I worked with an exceptional group of teen leaders years ago at St. Elizabeth Ann Seton parish. We traveled together to the shores of Lake Erie and took part in an amazing leadership weekend, a weekend that included the concepts of ‘noise’ interfering with communication (we can have internal noise of unrelated thoughts as we try to listen, and we can have external noise that interrupts or drowns out the person speaking). On the way home from the leadership retreat we stopped at an Eat n Park. Gathered in a booth, a group of eight of us were transfixed on the story one girl was telling when another (Shannon) randomly interrupted with, “the waitress forgot my lemon wedge.” Distracted for only a second, the speaker continued and we again started to fall into the details of her story when once again Shannon interrupted, “Has anyone seen the waitress, I want to ask about my lemon wedge.” We looked around, saw no waitress, and once again the story resumed. A third time Shannon interrupted, “I really wanted a lemon wedge.” One of the boys grabbed her hand, looked her in the eye, and said, “Shannon, your internal noise is becoming our external noise.” at which point the group collapsed in laughter (one of the joys of working with teens!).
The story doesn’t end there. From that moment on, whenever we were working or teaching together and someone’s internal thoughts were an interruption to the group, someone from the retreat would point, shout “Lemon Wedge” and the group would once again collapse into laughter. I noticed the effect this had on newcomers who had not been on the retreat, standing there, kind of smiling or trying to laugh along with the group, but clearly clueless as to what was so funny.

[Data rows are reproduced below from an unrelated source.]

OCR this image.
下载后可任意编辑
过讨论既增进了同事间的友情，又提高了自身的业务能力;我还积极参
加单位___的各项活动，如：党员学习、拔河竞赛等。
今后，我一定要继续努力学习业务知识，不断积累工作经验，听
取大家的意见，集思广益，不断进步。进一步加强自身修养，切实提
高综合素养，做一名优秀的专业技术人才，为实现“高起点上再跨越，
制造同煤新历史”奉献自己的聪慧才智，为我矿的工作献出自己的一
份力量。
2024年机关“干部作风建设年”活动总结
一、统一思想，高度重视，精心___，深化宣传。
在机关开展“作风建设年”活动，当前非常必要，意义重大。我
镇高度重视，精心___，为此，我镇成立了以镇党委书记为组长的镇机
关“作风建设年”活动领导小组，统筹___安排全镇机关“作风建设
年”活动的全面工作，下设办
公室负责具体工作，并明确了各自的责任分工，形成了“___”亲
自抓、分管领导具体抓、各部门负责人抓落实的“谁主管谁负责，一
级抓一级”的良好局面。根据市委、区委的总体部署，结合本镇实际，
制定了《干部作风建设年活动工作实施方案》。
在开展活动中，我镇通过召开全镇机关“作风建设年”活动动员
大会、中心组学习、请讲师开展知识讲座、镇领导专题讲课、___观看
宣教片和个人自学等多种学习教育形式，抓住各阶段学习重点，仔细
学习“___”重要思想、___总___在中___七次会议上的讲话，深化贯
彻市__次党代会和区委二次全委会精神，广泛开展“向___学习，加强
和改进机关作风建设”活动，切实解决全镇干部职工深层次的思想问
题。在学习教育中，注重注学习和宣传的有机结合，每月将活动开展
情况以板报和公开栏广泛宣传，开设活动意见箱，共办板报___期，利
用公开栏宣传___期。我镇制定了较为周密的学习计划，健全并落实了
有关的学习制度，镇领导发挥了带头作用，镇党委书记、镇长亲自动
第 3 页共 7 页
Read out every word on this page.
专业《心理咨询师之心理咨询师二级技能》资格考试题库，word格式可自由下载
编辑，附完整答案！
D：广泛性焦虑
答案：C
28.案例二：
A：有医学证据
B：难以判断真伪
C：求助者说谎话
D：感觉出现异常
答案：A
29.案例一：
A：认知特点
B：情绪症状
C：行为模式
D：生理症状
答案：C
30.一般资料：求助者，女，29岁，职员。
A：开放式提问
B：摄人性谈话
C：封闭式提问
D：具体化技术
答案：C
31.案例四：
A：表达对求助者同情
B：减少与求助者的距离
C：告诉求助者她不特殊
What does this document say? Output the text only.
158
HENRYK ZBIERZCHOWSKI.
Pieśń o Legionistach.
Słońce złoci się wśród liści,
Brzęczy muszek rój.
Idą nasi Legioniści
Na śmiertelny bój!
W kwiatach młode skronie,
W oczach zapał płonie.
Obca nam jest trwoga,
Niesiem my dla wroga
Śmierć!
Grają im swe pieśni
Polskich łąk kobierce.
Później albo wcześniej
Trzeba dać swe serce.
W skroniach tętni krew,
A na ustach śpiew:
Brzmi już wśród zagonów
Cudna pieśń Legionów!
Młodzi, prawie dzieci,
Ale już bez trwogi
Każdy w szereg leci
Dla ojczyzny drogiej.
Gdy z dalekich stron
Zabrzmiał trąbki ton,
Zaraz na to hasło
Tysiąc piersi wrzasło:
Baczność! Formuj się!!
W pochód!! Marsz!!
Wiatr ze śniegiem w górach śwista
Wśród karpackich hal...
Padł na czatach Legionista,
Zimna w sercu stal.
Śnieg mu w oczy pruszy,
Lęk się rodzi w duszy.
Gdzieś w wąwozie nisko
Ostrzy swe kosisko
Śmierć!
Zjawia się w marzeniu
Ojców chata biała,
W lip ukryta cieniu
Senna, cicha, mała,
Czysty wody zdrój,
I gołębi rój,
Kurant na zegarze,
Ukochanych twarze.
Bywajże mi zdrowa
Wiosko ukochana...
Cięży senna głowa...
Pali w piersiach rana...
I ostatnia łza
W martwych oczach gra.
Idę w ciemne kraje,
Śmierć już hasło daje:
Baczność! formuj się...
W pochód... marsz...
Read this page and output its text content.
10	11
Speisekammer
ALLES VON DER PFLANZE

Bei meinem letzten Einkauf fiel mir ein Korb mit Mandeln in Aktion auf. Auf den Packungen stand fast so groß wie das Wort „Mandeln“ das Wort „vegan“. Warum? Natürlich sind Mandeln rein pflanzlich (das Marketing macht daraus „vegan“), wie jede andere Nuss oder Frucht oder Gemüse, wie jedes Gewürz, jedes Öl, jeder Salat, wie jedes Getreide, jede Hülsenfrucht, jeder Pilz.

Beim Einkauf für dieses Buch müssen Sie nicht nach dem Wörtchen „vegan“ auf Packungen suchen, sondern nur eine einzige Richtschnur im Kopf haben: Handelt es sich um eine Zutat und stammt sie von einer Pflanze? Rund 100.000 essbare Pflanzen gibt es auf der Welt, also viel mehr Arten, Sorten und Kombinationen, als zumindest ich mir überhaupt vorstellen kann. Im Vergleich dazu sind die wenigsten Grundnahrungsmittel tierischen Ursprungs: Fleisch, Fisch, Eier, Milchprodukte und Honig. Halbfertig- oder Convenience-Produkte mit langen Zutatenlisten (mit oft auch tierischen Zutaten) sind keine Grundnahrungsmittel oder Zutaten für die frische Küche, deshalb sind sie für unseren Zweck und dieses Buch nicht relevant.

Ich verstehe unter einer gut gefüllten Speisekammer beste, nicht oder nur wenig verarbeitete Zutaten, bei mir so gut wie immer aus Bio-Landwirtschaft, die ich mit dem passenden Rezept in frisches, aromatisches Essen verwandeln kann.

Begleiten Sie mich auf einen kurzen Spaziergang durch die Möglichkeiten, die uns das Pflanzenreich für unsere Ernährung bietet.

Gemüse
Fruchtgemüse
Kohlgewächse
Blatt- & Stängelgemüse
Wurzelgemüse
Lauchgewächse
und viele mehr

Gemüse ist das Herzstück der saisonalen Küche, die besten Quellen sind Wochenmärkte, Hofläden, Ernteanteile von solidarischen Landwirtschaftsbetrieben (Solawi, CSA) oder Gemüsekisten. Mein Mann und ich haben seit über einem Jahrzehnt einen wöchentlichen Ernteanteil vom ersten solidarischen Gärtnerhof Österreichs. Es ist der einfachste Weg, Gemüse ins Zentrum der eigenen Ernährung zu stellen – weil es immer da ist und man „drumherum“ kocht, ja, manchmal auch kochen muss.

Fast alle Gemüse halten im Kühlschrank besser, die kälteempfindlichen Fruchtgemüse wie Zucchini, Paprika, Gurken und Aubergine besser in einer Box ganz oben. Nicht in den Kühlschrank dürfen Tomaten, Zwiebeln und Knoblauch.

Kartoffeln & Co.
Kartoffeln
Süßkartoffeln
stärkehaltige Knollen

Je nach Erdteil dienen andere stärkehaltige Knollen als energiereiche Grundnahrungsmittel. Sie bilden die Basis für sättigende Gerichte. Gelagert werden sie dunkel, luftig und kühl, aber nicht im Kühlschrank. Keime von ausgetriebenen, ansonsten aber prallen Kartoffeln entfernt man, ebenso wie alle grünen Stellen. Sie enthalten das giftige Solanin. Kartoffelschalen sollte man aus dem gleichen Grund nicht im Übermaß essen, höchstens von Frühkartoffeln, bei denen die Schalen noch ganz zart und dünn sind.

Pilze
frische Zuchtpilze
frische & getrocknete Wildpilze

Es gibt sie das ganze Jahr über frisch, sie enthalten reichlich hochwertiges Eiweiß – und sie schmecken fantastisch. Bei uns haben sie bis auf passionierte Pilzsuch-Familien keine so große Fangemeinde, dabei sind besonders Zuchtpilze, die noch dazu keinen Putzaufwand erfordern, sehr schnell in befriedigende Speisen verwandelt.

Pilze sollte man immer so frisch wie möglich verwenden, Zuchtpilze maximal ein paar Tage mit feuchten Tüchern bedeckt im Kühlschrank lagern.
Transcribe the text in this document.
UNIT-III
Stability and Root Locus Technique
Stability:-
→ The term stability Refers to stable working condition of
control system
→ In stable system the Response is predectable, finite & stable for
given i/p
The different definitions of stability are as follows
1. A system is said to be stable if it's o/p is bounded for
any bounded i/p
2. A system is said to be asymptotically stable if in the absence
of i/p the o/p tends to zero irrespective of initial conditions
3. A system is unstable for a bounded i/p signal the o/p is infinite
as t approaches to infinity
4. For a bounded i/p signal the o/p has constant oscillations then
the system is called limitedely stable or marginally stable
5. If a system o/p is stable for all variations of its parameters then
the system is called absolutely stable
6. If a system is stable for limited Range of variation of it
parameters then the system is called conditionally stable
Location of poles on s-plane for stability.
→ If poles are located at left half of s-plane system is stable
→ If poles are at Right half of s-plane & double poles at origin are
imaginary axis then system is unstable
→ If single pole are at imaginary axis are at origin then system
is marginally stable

This led to the naming of a new leadership role on our team, the role of storyteller. This person was charged with shadowing the newcomers and providing them stories to help them understand the language, inside jokes, and now missing pieces that brought clarity and helped them feel a part. The group was charged with being patient with the storyteller, as they heard again for the umpteenth time the story of the lemon wedge.
What are the lemon wedges in your group, the epic fails, the momentous triumphs, or the quiet moments of a shared storied that reduced the group to hilarious belly laughs? Have you appointed a group storyteller yet?